Print

Print


Hello,

I am just getting my feet wet with SOLR and have a couple of question
how others have done certain things.

I created a schema.xml where basically every field is of type "text" for
the beginning. Do you use specialized types for authors or ISBNs or
other fields?
How do you handle multi-value fields? Do you feed everything in a single
field (like "Smith, James ; Miller, Steve" as I have seen in a pure
Lucene implementation of a collegue or do you use the multiValued
feature of SOLR?

What about boosting? I thought of giving the current year a boost="3.0"
and then 0.1 less for every year the title is older, down to 1.0 for a
21-year-old book. The idea is to have a sort that tends to promote
recent titles but still respects other aspects. Does this sound
reasonable or are there other ideas? I would be very interested in an
actual boosting-scheme from where I could start.

We have a couple of databases that should eventually indexed. Do you
build one huge database with an additional "database" field or is it
better to have every database in its own SOLR instance?

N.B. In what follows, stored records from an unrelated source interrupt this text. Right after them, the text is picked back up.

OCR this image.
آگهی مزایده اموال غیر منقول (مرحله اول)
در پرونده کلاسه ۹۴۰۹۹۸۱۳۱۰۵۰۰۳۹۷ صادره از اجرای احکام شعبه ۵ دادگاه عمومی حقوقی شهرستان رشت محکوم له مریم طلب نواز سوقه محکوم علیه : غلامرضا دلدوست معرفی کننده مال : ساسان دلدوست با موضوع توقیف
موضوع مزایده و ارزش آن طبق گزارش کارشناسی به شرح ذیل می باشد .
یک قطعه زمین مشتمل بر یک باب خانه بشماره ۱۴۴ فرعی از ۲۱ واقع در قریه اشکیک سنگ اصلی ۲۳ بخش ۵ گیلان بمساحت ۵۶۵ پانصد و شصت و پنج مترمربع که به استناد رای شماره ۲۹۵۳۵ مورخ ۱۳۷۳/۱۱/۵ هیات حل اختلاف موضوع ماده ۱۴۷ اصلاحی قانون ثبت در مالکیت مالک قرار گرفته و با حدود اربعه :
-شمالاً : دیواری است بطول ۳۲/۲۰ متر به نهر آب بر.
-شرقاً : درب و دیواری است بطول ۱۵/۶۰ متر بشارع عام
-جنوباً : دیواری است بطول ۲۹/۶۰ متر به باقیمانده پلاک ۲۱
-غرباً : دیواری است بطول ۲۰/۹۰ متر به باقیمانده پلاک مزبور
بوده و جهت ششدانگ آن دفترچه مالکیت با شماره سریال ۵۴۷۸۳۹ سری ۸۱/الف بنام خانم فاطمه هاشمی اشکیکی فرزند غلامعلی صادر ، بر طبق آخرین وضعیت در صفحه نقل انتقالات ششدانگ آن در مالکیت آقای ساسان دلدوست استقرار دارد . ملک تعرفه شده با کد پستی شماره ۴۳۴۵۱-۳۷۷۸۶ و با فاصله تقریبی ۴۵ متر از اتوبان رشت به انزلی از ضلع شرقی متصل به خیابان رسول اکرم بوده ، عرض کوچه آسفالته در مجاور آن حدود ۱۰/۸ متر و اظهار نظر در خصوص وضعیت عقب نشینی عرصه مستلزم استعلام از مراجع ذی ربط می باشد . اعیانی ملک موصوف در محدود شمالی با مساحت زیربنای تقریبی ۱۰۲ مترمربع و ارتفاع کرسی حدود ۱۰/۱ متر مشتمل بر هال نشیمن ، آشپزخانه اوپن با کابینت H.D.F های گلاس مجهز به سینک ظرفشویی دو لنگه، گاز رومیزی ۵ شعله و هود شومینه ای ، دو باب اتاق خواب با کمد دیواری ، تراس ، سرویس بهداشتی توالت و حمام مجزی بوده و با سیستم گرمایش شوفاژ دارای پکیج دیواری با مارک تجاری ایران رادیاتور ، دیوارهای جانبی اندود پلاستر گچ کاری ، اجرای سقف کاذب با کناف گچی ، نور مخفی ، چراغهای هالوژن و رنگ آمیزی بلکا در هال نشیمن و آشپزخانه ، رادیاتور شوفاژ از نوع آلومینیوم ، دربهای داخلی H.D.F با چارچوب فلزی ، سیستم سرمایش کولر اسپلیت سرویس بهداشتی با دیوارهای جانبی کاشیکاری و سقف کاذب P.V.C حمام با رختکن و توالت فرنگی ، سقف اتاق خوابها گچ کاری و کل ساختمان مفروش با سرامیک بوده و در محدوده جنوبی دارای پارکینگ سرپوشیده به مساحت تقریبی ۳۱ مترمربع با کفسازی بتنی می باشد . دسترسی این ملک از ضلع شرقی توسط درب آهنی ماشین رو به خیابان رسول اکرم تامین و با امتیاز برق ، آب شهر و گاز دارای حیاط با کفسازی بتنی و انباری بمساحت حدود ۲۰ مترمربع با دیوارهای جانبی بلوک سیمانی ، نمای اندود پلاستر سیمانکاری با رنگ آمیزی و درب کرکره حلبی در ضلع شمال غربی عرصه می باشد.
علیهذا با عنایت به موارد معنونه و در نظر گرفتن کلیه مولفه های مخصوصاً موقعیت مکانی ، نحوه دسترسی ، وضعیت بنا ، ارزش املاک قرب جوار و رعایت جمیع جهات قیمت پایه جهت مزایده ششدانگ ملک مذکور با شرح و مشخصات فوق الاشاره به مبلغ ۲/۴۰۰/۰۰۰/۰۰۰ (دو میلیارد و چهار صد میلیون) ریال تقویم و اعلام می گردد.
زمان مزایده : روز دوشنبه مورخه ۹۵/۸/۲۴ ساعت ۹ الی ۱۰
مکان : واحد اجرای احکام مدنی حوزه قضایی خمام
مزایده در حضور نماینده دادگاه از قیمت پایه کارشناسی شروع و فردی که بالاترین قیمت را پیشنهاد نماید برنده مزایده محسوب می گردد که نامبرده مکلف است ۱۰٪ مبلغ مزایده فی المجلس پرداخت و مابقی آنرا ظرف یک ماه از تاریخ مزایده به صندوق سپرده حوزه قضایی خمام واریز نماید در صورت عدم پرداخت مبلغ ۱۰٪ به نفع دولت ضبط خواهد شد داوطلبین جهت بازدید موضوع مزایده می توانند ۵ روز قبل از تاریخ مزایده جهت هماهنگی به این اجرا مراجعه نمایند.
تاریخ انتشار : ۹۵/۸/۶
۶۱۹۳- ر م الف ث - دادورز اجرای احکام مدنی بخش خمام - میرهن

How do you fill the index? Our main database has about 700,000 records
and I don't know if I should build one huge XML-file and feed that into
SOLR or use a script that sends one record at a time with a commit after
every 1000 records or so. Or do something in between and split it into
chunks of a few thousand records each? What are your experiences? What
if a record gives an error? Will the whole file be recjected or just
that one record?
Are there alternatives to the HTTP gateway?
Are there any Perl-scripts around that could help? I built a little
script that uses LWP to feed my test records into the database. It works
but I don't have any error handling yet, very Quick and dirty XML
creation so if there is something more mature I would like to use that.

Any other ideas, further reading, experiences...?

I know these are a lot of questions but after the conference last year I
think there is lots of expertise in this group and perhaps I can avoid a
few beginner mistakes with your help

thanks in advance
- Michael